ECE2023 Eposter Presentations Pituitary and Neuroendocrinology (234 abstracts)
Hedi Chaker University Hospital, Department of Endocrinology and Diabetology, Sfax, Tunisia
Background and aim: Acromegaly is a rare condition caused by an excessive secretion of growth hormone (GH) and insulin-like growth factor1 (IGF-1), which are responsible for exaggerated somatic growth, cardiometabolic disturbances and an increased neoplastic risk. This study aims to assess the tumorigenic potential of GH excessive secretion.
Patients and Methods: We conducted a retrospective study (1997-2020) at the Endocrinology department of Hedi Chaker University Hospital, Sfax, Tunisia. We involved 30 patients diagnosed with acromegaly, whose clinical, biochemical, and imaging peculiarities were collected from medical charts. Our patients benefited from a targeted screening for the more frequent neoplasia.
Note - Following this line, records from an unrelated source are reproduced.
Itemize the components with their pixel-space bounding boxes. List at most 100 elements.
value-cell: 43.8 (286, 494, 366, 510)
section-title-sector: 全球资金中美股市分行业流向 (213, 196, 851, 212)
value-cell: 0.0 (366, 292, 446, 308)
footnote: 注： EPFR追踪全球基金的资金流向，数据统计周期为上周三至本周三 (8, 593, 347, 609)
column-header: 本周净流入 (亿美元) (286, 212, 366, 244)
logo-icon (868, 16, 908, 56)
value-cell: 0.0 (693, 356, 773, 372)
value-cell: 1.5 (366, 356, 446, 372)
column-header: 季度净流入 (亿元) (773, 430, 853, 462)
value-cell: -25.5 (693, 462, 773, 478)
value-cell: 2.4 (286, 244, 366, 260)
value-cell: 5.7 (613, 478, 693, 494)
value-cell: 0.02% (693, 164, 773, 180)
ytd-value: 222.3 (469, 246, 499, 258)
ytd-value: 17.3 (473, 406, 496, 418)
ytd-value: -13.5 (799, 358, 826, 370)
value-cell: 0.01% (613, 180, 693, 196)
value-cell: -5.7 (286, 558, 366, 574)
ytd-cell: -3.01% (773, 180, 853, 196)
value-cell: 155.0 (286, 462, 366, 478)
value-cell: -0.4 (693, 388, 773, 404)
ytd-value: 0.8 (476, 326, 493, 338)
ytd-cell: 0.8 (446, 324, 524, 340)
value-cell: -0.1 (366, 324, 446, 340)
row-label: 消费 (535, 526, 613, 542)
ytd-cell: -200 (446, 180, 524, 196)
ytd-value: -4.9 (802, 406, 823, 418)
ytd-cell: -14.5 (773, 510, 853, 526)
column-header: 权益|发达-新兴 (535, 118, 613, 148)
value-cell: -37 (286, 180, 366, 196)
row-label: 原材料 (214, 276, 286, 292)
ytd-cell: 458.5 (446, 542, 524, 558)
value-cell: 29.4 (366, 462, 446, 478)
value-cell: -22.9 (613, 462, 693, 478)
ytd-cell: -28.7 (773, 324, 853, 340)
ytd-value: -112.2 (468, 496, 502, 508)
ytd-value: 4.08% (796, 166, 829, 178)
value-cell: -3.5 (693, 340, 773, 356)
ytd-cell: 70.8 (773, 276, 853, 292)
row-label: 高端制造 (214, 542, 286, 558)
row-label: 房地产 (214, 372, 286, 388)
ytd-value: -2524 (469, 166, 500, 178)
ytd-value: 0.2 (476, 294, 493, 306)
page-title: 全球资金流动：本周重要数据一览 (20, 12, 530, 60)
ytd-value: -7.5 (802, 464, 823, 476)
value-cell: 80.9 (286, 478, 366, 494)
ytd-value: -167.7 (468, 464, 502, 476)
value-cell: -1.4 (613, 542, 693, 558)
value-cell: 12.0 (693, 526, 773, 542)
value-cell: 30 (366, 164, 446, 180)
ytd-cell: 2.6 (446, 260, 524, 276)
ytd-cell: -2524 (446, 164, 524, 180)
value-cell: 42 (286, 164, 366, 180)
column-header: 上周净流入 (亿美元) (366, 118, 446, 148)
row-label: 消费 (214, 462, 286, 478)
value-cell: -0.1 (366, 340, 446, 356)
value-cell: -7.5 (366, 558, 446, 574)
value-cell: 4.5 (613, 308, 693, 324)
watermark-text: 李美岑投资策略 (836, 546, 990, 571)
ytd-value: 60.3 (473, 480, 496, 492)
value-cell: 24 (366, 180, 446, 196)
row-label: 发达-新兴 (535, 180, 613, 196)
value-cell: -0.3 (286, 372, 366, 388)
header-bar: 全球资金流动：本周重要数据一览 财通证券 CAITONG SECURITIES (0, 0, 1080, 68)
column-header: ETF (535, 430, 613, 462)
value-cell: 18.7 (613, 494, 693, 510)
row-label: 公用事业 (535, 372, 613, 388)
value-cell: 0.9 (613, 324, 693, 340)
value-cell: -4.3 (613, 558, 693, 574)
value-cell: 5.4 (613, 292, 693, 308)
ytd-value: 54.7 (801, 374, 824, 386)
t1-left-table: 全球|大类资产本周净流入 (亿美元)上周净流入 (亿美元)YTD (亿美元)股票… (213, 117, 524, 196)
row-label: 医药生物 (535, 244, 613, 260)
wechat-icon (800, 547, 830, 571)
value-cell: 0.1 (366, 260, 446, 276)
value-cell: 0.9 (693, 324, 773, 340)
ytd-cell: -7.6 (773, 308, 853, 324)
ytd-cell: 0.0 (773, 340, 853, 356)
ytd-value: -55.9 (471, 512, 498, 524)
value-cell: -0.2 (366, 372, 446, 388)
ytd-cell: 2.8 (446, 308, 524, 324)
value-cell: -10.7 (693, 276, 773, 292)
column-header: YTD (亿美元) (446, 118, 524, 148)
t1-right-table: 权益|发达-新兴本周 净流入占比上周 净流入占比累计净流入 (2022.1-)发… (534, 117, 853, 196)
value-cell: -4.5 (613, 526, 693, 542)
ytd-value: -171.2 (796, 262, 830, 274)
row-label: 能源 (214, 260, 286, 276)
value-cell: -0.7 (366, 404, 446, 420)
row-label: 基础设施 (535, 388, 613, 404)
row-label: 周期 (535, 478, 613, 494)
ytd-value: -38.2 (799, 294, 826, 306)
Results: Patients had a mean age of 45.8±12.4 years with a male predominance (51.7%). Symptoms had been evolving for 5.1±5.4 years. Acromegaly was secondary to a somatotropic adenoma in 96.7% and to a Growth hormonereleasing hormone (GHRH)-secreting pancreatic tumor in 3.3%. Clinical screening for breast cancer (breast palpation) and prostate cancer (digital rectal examination) did not reveal any suspicious lesions. Abdominal ultrasound showed one or more organomegalia in 33.3%: splenomegaly (16.7%), hepatomegaly (16.7%) and nephromegaly (8.3%). Colonoscopy performed in 14 patients was normal in 8 cases and showed polyps in 6 cases. Biopsy of the polyps did not reveal any signs of malignancy. Cervical ultrasound revealed a multi-nodular goiter in 16.7% and thyroid nodules in 11.1% of cases. Cytological study of suspected nodules confirmed their benign character.
Discussion: Despite remarkable therapeutic advances, 15-24% of deaths in acromegaly are due to cancer. The most reported neoplasia are gastrointestinal, thyroid, lung, breast and prostate. It is suggested that uncontrolled hypersecretion of GH/IGF-1 may promote the growth of tumor lesions, the carcinogenesis of pre-neoplastic lesions or the recurrence of previously treated cancers. Some studies also implicate genetic and epigenetic proto-oncogenes specific to acromegaly.